I congratulate my hon. Friend Tom Hunt on bringing today’s debate to Westminster Hall, and I am pleased that the Petitions Committee has given us time to debate the topic, which affects many of our constituents. Between these two petitions, almost 500 signatures came from my constituency of Darlington, and I thank those constituents who took time to voice their concerns. I know that many more of my constituents are dog owners who, like me, consider their four-legged friends to be part of their family. The theft of a pet is already a criminal offence under the Theft Act 1968, with a maximum penalty of seven years’ imprisonment. However, only one in five pets are ever returned to their owners. With over 2,000 dogs stolen every year, there remain over 1,600 families who lose that member, never to be seen again. It is tragic and we should do more.

While my canines collectively cost less than £800 to purchase, they have cost me significantly more in damage to property, and in food and vet bills. Sadly, under the law not one of them would be deemed of sufficient value to warrant anything nearing a custodial sentence were they stolen. Sentencing is about punishment and rehabilitation, but it is also about setting a deterrent. With a low intrinsic value insufficient to warrant investigation, four out of five dogs that are stolen are never recovered and the despicable people responsible for dog theft sadly know that their chance of being caught or suffering a punishment is very low.
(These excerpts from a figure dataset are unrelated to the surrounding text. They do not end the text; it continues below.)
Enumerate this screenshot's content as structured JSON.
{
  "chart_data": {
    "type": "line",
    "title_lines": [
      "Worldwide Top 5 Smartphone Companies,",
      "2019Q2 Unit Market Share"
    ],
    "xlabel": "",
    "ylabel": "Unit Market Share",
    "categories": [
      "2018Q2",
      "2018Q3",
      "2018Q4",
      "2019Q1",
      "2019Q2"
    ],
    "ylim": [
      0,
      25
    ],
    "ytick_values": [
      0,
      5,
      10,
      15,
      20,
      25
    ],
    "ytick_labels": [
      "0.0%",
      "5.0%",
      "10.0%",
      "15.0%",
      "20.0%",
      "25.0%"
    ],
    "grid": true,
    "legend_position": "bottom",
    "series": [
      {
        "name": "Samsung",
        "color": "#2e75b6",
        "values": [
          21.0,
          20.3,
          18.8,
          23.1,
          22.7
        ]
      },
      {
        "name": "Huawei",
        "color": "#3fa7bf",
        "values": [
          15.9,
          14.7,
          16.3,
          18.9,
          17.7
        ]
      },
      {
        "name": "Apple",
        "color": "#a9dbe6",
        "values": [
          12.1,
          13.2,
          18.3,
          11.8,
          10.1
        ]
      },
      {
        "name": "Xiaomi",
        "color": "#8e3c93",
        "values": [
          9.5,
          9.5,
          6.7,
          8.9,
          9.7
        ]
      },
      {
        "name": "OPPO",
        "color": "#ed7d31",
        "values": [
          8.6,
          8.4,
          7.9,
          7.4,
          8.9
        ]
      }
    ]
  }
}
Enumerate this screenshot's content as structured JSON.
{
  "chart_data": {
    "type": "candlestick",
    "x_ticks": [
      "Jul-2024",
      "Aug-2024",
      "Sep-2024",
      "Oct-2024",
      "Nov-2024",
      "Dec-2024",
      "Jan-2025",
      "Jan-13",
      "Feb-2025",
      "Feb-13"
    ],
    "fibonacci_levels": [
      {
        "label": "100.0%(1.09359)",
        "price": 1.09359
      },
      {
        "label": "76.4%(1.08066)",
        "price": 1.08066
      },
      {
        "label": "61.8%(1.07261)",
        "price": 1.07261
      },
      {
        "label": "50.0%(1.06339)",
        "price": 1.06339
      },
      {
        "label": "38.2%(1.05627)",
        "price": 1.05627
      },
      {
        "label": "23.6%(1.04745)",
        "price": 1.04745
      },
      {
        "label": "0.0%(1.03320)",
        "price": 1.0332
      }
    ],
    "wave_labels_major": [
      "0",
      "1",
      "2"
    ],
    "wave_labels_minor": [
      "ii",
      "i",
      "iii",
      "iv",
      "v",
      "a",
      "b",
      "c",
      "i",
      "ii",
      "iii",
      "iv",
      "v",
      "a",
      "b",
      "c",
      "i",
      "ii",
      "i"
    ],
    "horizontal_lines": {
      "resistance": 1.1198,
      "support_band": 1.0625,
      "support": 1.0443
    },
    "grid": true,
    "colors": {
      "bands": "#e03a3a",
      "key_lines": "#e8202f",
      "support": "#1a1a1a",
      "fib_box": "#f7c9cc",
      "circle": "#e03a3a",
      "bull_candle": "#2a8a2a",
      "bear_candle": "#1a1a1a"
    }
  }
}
I welcome the mandatory microchipping we now have. That has helped more pets to be reunited and serves in the armoury of deterrents. It has thankfully reduced the number of stray dogs on our streets. I also welcome the recommendation for vets to carry out routine scanning for new pets enrolled at their practices. These measures are for dogs, but we as a nation should be extending them to cats too. I concur with my hon. Friend Mrs Murray that there should be mandatory chipping for cats.

The pet owners of Darlington and I believe that the theft of a pet is much more damaging than the loss of an item of financial value. I believe that a specific offence of pet theft or, at the very least, specific sentencing guidance based on more than the purchase cost of the animal, will do much more to deter this dreadful crime.